# Ryobi 40V, 14in. Battery Chainsaw



## Patriot44 (Apr 1, 2018)

My 85 year old Grandfather has an obsession with chainsaws, always has. He has at least ten and purchased a Ryobi battery powered one this week. My chainsaw is at a buddy's deer camp, so I went to grab one of his to do some spring cleaning around the house. 

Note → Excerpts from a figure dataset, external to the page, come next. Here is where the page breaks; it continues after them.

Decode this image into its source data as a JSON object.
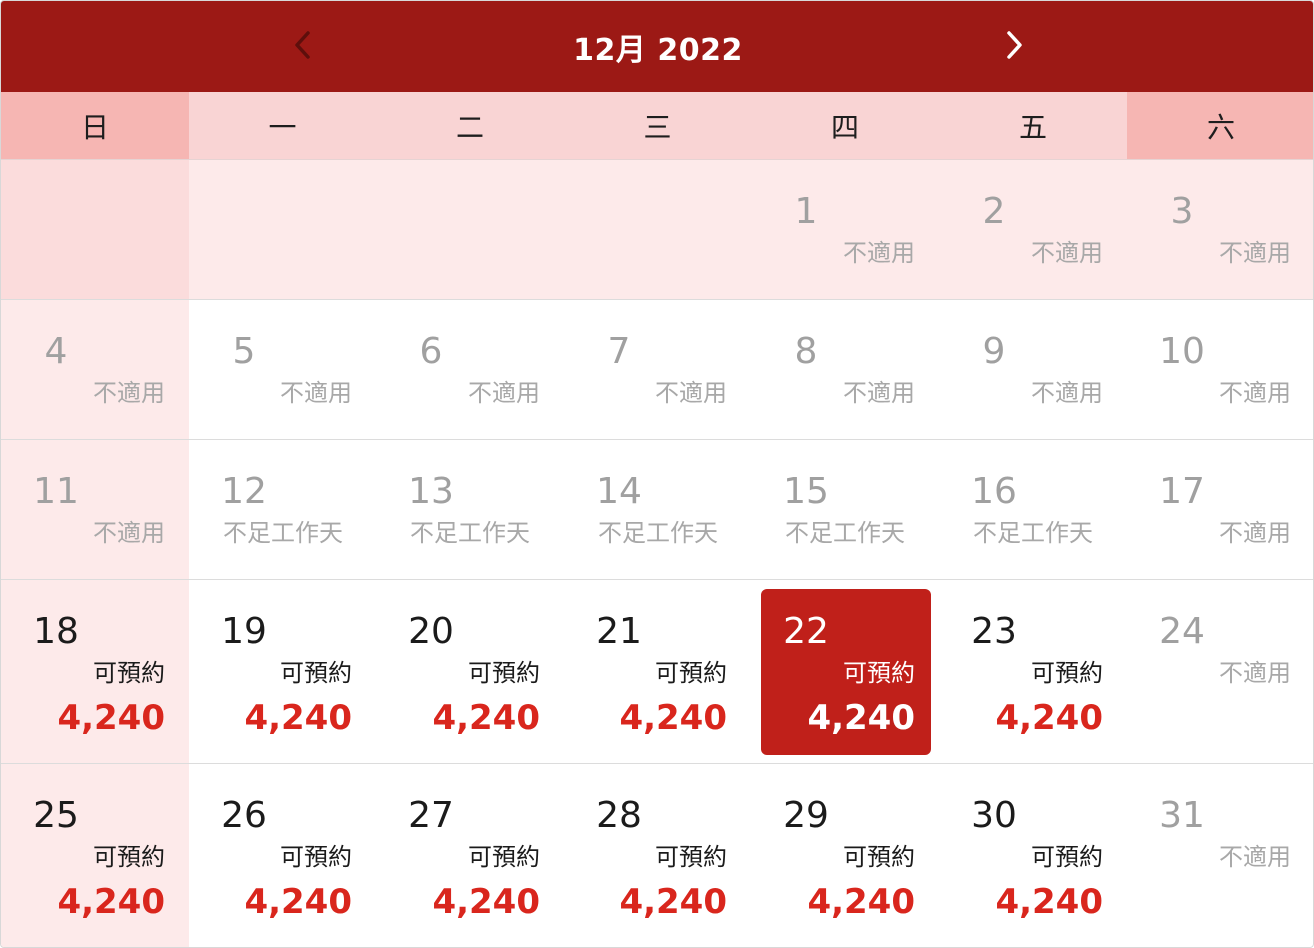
{
  "header": {
    "title": "12月 2022",
    "prev_icon": "chevron-left-icon",
    "next_icon": "chevron-right-icon"
  },
  "weekdays": [
    "日",
    "一",
    "二",
    "三",
    "四",
    "五",
    "六"
  ],
  "colors": {
    "header_bg": "#9c1915",
    "weekday_bg": "#f9d4d4",
    "weekend_header_bg": "#f6b6b3",
    "sunday_bg": "#fdeaea",
    "price": "#d9261d",
    "selected_bg": "#c0201a",
    "unavailable_text": "#a0a0a0"
  },
  "selected_day": 22,
  "weeks": [
    [
      null,
      null,
      null,
      null,
      {
        "day": "1",
        "status": "不適用",
        "available": false
      },
      {
        "day": "2",
        "status": "不適用",
        "available": false
      },
      {
        "day": "3",
        "status": "不適用",
        "available": false
      }
    ],
    [
      {
        "day": "4",
        "status": "不適用",
        "available": false
      },
      {
        "day": "5",
        "status": "不適用",
        "available": false
      },
      {
        "day": "6",
        "status": "不適用",
        "available": false
      },
      {
        "day": "7",
        "status": "不適用",
        "available": false
      },
      {
        "day": "8",
        "status": "不適用",
        "available": false
      },
      {
        "day": "9",
        "status": "不適用",
        "available": false
      },
      {
        "day": "10",
        "status": "不適用",
        "available": false
      }
    ],
    [
      {
        "day": "11",
        "status": "不適用",
        "available": false
      },
      {
        "day": "12",
        "status": "不足工作天",
        "available": false
      },
      {
        "day": "13",
        "status": "不足工作天",
        "available": false
      },
      {
        "day": "14",
        "status": "不足工作天",
        "available": false
      },
      {
        "day": "15",
        "status": "不足工作天",
        "available": false
      },
      {
        "day": "16",
        "status": "不足工作天",
        "available": false
      },
      {
        "day": "17",
        "status": "不適用",
        "available": false
      }
    ],
    [
      {
        "day": "18",
        "status": "可預約",
        "price": "4,240",
        "available": true
      },
      {
        "day": "19",
        "status": "可預約",
        "price": "4,240",
        "available": true
      },
      {
        "day": "20",
        "status": "可預約",
        "price": "4,240",
        "available": true
      },
      {
        "day": "21",
        "status": "可預約",
        "price": "4,240",
        "available": true
      },
      {
        "day": "22",
        "status": "可預約",
        "price": "4,240",
        "available": true
      },
      {
        "day": "23",
        "status": "可預約",
        "price": "4,240",
        "available": true
      },
      {
        "day": "24",
        "status": "不適用",
        "available": false
      }
    ],
    [
      {
        "day": "25",
        "status": "可預約",
        "price": "4,240",
        "available": true
      },
      {
        "day": "26",
        "status": "可預約",
        "price": "4,240",
        "available": true
      },
      {
        "day": "27",
        "status": "可預約",
        "price": "4,240",
        "available": true
      },
      {
        "day": "28",
        "status": "可預約",
        "price": "4,240",
        "available": true
      },
      {
        "day": "29",
        "status": "可預約",
        "price": "4,240",
        "available": true
      },
      {
        "day": "30",
        "status": "可預約",
        "price": "4,240",
        "available": true
      },
      {
        "day": "31",
        "status": "不適用",
        "available": false
      }
    ]
  ]
}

He asked what I was cutting and handed me this one. Love it!! Cuts like a beast for being a battery powered saw.  While using it I could only think how great this would be in the deer woods clearing/cleaning up fire lanes. 

Highly recommend! 

https://www.ryobitools.com/products/details/40v-14-in-brushless-chain-saw


----------



## KKrueger (Apr 2, 2018)

I just bought the pole saw version of it.  My dad has the Stihl (which is awesome). but for random cuts, or quick shooting lanes I think the battery powered is the way to go.


----------



## rayjay (Apr 3, 2018)

I have cut a LOT with my 36V Stihl. I rarely get out a gas saw anymore.


----------



## EJC (May 12, 2018)

Just picked up a Ryobi battery powered weed eater, my gas mixing days are over.


----------



## glynr329 (May 13, 2018)

How long will battery last on pole saw?


----------



## Patriot44 (May 13, 2018)

glynr329 said:


> How long will battery last on pole saw?



From my experience, two uses, plenty enough. I trimmed this past week with the same saw on all of my trees around the house. All-in-all, I would guess about 60 cuts of 1-3" diameter limbs between cutting them and cutting them up and the battery still had two of four bars left. I started with a less than full charge; these lithium batteries are off the charts! 

If I had to estimate, you could clear some mighty fine firing lanes with a full charged battery. I am talking a hundred yards long by 6 or 8 feet wide.


----------



## red neck richie (May 17, 2018)

KKrueger said:


> I just bought the pole saw version of it.  My dad has the Stihl (which is awesome). but for random cuts, or quick shooting lanes I think the battery powered is the way to go.



Yup I just got the Ryobi pole saw as well. I was all prepared to return it if it didn't work well. I figured I would give it a try since I'm getting tired of replacing carburetors on all my small engines due to this garbage ethanol gas.  I am impressed at how well it works. I bought an additional battery as well. I get about 15 to 20 minutes of continuous cut time per battery. Makes easy work of making shooting lanes and trimming branches on over grown trails. No more scratched paint on my truck running trails. I use it to prune the trees around the house also. It cuts 4 inch limbs easy.


----------



## Patriot44 (May 18, 2018)

Headed to the deer woods tomorrow for a full on test. Will let you know.


----------



## Miguel Cervantes (May 18, 2018)

Patriot44 said:


> Headed to the deer woods tomorrow for a full on test. Will let you know.



Report back. I know the Stihl battery powered saws have gotten good reports. 

Ryobi is in the consideration for battery powered lawn mower, weed eater and blower for my front lawn. 

Interested in hearing how that battery holds up in the deer woods. I would imagine keeping that chain razor sharp will make a big difference as well.


----------



## Patriot44 (May 22, 2018)

Miguel Cervantes said:


> Report back. I know the Stihl battery powered saws have gotten good reports.
> 
> Ryobi is in the consideration for battery powered lawn mower, weed eater and blower for my front lawn.
> 
> Interested in hearing how that battery holds up in the deer woods. I would imagine keeping that chain razor sharp will make a big difference as well.



We didn't get to use it as much as we would have liked as we were doing more looking than working, but it held up all day whoever we needed it. I'ts not mine, but if I had to purchase one for myself today, it would be this one.


----------



## 1eyefishing (May 22, 2018)

I just bought a brand new stihl 362 with a 20in bar to whoop up on those trees across the four wheeler trail. It would be good to have a second saw there as back up in case I get my blade stuck while bucking. I don't plan on cutting the tops apart before I cut the center out of the trunk to make way for the four-wheelers. That alone will raise the risk of sticking a saw blade. Easy to fix with second saw.


----------



## shdw633 (May 28, 2018)

I read this thread last night and went into Walmart today and they had a 60V Snapper cordless chainsaw with a 16 inch bar on clearance for $124.  Needless to say I bought it and now can't wait to get to the camp and start attacking some lanes!!


----------



## Dub (Jun 13, 2018)

I've been wondering about the newer battery powered models.

Great to hear these are working out well.  

Gotta be way more quiet than the gas versions.


----------